Case Western Reserve University
Department of Geological Sciences
Supporting Stations: McMurdo Station
Research Locations: Miller Range
Since 1976, the Antarctic Search for Meteorites (ANSMET) has found more than 17,000 specimens. Meteorites do not fall preferentially on Antarctica; they are just easier to find on the white snow- and ice-scapes and because the ice transport and ablation process leads to accumulation in certain areas. This season, ANSMET will conduct full scale systematic meteorite recovery from the Miller Range (MIL) Icefields in the Transantarctic Mountains, as well as systematic recovery in the Elephant Moraine (EET) ice fields northwest of McMurdo.
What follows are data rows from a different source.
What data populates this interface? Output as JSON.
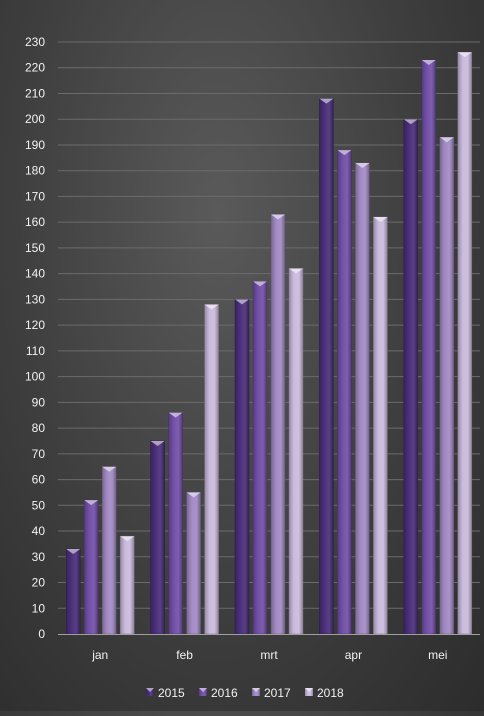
{
  "chart_data": {
    "type": "bar",
    "title": "",
    "xlabel": "",
    "ylabel": "",
    "categories": [
      "jan",
      "feb",
      "mrt",
      "apr",
      "mei"
    ],
    "series": [
      {
        "name": "2015",
        "values": [
          33,
          75,
          130,
          208,
          200
        ],
        "color": "#4b2f7a"
      },
      {
        "name": "2016",
        "values": [
          52,
          86,
          137,
          188,
          223
        ],
        "color": "#7350a8"
      },
      {
        "name": "2017",
        "values": [
          65,
          55,
          163,
          183,
          193
        ],
        "color": "#a28bc4"
      },
      {
        "name": "2018",
        "values": [
          38,
          128,
          142,
          162,
          226
        ],
        "color": "#cbbbdd"
      }
    ],
    "ylim": [
      0,
      230
    ],
    "yticks": [
      "0",
      "10",
      "20",
      "30",
      "40",
      "50",
      "60",
      "70",
      "80",
      "90",
      "100",
      "110",
      "120",
      "130",
      "140",
      "150",
      "160",
      "170",
      "180",
      "190",
      "200",
      "210",
      "220",
      "230"
    ],
    "grid": true,
    "legend_position": "bottom"
  }
}
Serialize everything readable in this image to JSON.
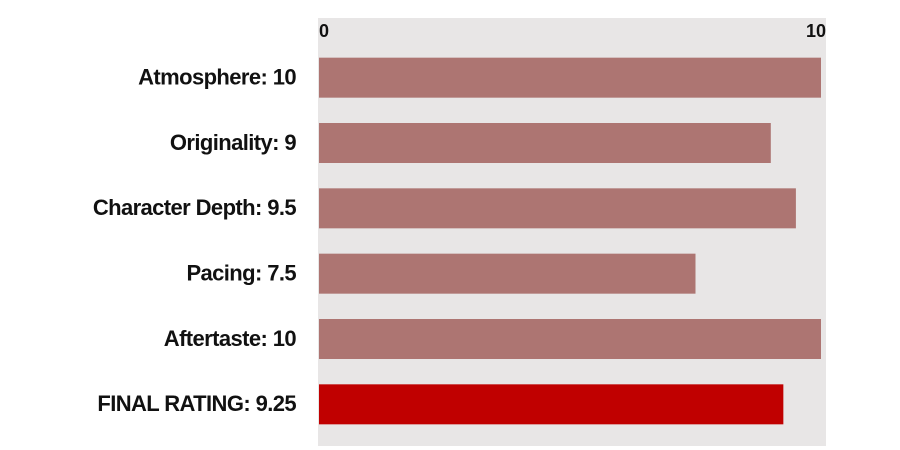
{
  "chart_data": {
    "type": "barh",
    "categories": [
      "Atmosphere: 10",
      "Originality: 9",
      "Character Depth: 9.5",
      "Pacing: 7.5",
      "Aftertaste: 10",
      "FINAL RATING: 9.25"
    ],
    "values": [
      10,
      9,
      9.5,
      7.5,
      10,
      9.25
    ],
    "colors": [
      "#ad7572",
      "#ad7572",
      "#ad7572",
      "#ad7572",
      "#ad7572",
      "#c00000"
    ],
    "xlim": [
      0,
      10
    ],
    "xticks": [
      0,
      10
    ],
    "grid": false
  }
}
Five previous seasons of systematic searching as well as several shorter reconnaissance visits at MIL have resulted in the recovery of nearly 2800 meteorite specimens from these icefields, including many rare meteorites such as martian and lunar samples. A large region of blue ice remains unsearched, mostly around a larger icefield on the southern end of the range, as well as some smaller ice fields in the north MIL area, and the field team will attempt to cover as much of this as area as possible through overlapping systematic transects.
Field Season Overview:
Eight field team members will live in Scott tents and conduct searches on snowmobiles. LC130 will take the team and its gear Central Trans Antarctic Mountain (CTAM) camp and then they will be shuttled by Twin Otter out to Miller Range. Once in the field, the team will generally be self-sufficient, with at least two resupply flights in mid-season. The field season is expected to last about six weeks.